客席から、リングの上へと飛び出したのである。途中の客席を踏み台に、降りて、テルアのすぐ側へと着地する。HPが半分以上削られたが、そんな些細な問題など無視した。
「もう、やめろ、テルア!!」
「えっ!? マサヤ!?」
テルアは驚きながらも、動きを止められないようだ。だが、そんなことはどうでもいい。
「このアホ! バカ、マヌケ、スカポンタンの考えなしがぁぁあああああ!」
気づけば、マサヤは泣いていた。こんなところまで忠実に再現しなくていいと思う。がくがくユサユサと、テルアを締め上げながら揺さぶってしまう。
「なんで、こんなバカな真似するんだよ!? また、あんなことになったらどうする気だよ!? 俺は・・・!」
言ってることが支離滅裂で滅茶苦茶だ。知ってる。わかってる。
あの事件はきっかけはテルアのせいでも、テルアにすべての責任があるわけではない事くらい。
でも、その後に起きたのは理不尽としか言えない、悪夢のような出来事で。
あの悪夢が再び起きたら、マサヤ自身が嫌なのだ。
あの悪夢の再来は、なんとしても防ぎたいのに。他ならぬテルアがまったく自重をしない。
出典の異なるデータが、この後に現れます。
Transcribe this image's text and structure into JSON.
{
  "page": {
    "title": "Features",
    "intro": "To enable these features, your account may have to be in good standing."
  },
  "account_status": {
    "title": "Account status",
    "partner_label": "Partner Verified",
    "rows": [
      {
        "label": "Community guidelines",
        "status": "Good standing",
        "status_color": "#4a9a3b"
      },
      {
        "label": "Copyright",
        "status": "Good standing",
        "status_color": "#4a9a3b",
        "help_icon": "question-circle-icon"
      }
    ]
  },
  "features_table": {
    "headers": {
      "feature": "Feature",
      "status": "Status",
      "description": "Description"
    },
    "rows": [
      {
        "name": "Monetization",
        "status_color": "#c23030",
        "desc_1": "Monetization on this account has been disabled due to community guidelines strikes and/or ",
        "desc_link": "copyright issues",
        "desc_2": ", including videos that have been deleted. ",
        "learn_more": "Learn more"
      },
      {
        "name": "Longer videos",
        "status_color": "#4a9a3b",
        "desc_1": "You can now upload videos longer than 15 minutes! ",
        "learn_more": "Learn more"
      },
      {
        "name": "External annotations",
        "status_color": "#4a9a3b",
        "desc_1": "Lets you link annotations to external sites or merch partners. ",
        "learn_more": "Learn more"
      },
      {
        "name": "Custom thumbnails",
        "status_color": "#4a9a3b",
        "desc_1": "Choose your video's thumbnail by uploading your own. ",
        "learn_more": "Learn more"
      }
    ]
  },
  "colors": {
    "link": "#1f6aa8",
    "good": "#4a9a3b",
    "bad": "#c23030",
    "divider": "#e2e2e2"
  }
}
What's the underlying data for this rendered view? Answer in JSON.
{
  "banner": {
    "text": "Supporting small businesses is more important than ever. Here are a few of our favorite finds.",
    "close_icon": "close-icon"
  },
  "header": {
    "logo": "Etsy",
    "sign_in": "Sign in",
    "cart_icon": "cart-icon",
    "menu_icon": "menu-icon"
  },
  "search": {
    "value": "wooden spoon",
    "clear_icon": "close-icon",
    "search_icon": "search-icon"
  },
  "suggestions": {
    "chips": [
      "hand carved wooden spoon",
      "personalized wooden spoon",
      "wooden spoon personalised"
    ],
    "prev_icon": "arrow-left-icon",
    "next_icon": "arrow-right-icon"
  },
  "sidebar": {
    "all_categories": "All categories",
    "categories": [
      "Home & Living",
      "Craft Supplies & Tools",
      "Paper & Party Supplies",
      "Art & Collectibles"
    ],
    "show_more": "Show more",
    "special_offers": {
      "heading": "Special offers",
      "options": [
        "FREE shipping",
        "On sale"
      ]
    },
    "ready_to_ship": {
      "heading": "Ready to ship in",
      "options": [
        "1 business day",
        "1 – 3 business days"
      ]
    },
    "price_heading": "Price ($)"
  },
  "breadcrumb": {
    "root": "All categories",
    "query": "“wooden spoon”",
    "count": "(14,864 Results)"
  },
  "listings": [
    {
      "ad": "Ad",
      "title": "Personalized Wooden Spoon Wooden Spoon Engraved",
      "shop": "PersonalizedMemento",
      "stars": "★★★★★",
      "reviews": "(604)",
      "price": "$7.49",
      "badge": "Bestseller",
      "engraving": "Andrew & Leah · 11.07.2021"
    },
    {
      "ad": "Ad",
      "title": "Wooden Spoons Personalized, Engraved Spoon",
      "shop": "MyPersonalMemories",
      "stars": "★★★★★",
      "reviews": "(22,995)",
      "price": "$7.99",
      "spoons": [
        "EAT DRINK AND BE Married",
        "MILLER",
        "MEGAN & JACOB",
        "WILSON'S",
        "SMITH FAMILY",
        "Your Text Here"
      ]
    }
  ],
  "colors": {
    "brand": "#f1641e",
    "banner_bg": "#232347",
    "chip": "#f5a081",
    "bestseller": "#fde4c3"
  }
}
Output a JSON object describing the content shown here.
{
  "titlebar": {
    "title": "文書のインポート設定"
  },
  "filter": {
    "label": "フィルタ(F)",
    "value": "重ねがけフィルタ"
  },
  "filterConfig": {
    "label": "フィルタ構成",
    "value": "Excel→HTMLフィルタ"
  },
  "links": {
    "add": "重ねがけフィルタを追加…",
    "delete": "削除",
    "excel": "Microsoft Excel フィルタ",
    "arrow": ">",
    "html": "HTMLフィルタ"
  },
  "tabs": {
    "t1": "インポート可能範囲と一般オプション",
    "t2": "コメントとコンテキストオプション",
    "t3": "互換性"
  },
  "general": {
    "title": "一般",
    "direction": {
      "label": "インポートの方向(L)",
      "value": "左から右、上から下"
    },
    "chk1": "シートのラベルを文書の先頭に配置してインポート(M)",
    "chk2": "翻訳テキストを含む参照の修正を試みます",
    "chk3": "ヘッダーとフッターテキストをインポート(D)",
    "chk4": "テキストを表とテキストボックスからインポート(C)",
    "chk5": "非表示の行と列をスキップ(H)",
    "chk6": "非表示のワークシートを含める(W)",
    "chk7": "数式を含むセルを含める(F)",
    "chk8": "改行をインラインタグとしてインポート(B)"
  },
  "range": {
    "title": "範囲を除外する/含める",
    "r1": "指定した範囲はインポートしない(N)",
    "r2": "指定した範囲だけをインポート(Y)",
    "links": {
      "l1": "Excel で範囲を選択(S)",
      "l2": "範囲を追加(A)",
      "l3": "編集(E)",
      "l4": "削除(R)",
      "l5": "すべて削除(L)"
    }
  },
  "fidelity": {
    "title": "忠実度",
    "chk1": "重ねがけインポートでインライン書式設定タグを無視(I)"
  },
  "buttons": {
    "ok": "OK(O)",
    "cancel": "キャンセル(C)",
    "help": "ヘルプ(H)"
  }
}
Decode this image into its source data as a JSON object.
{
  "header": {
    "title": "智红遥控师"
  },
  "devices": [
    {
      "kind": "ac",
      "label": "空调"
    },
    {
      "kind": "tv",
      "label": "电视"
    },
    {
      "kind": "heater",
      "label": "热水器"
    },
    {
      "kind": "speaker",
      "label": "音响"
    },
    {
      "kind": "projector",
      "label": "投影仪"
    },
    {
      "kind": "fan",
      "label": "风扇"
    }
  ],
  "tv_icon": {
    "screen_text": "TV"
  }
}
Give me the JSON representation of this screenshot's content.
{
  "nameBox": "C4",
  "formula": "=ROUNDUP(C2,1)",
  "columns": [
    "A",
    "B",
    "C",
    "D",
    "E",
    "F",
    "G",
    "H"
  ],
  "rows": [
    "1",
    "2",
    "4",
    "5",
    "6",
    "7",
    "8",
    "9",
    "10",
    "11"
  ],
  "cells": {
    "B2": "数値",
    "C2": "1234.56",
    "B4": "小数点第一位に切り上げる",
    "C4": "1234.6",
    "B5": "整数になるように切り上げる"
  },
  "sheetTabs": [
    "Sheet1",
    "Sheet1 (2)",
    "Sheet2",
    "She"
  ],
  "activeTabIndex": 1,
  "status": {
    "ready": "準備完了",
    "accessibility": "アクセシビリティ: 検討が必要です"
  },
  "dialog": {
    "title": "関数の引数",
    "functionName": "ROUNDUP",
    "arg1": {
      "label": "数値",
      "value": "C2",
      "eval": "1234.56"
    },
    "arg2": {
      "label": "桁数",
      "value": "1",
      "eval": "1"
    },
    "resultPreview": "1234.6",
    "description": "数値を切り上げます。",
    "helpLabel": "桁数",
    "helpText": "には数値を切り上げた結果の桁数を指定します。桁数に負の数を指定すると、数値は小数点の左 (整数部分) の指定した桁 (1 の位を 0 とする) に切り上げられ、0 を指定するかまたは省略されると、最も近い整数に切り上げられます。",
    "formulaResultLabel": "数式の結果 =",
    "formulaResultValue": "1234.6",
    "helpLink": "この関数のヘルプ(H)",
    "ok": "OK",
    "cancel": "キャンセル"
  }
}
マサヤは恐れているのだ。悪夢の再来を。悪夢が止められなかった自分を。
そして、その悪夢によって深く心を傷つけられたテルアのことを、心配している。
「頼むから、もう、やめてくれ」
絞り出すような声に、テルアは困ったように頬をかき、わかったよ、と返した。
「温羅さん、僕の敗けです」
「・・・・・・・・・。」
テルアの対戦相手である温羅は不満げだった。それでも、ひとまず大太刀を収めた。
「決着はまだついてない。わーは、納得してないけぇの」
「はい、わかりました」
それでも、理解しているはずだ。自分が、ごねようと、もうテルアは戦いには応じないということを。
「機会があったら、また再戦を」
「約束じゃからな」
そして、長々と続いたエクストラバトルは、テルアの敗北で幕を閉じたのだった。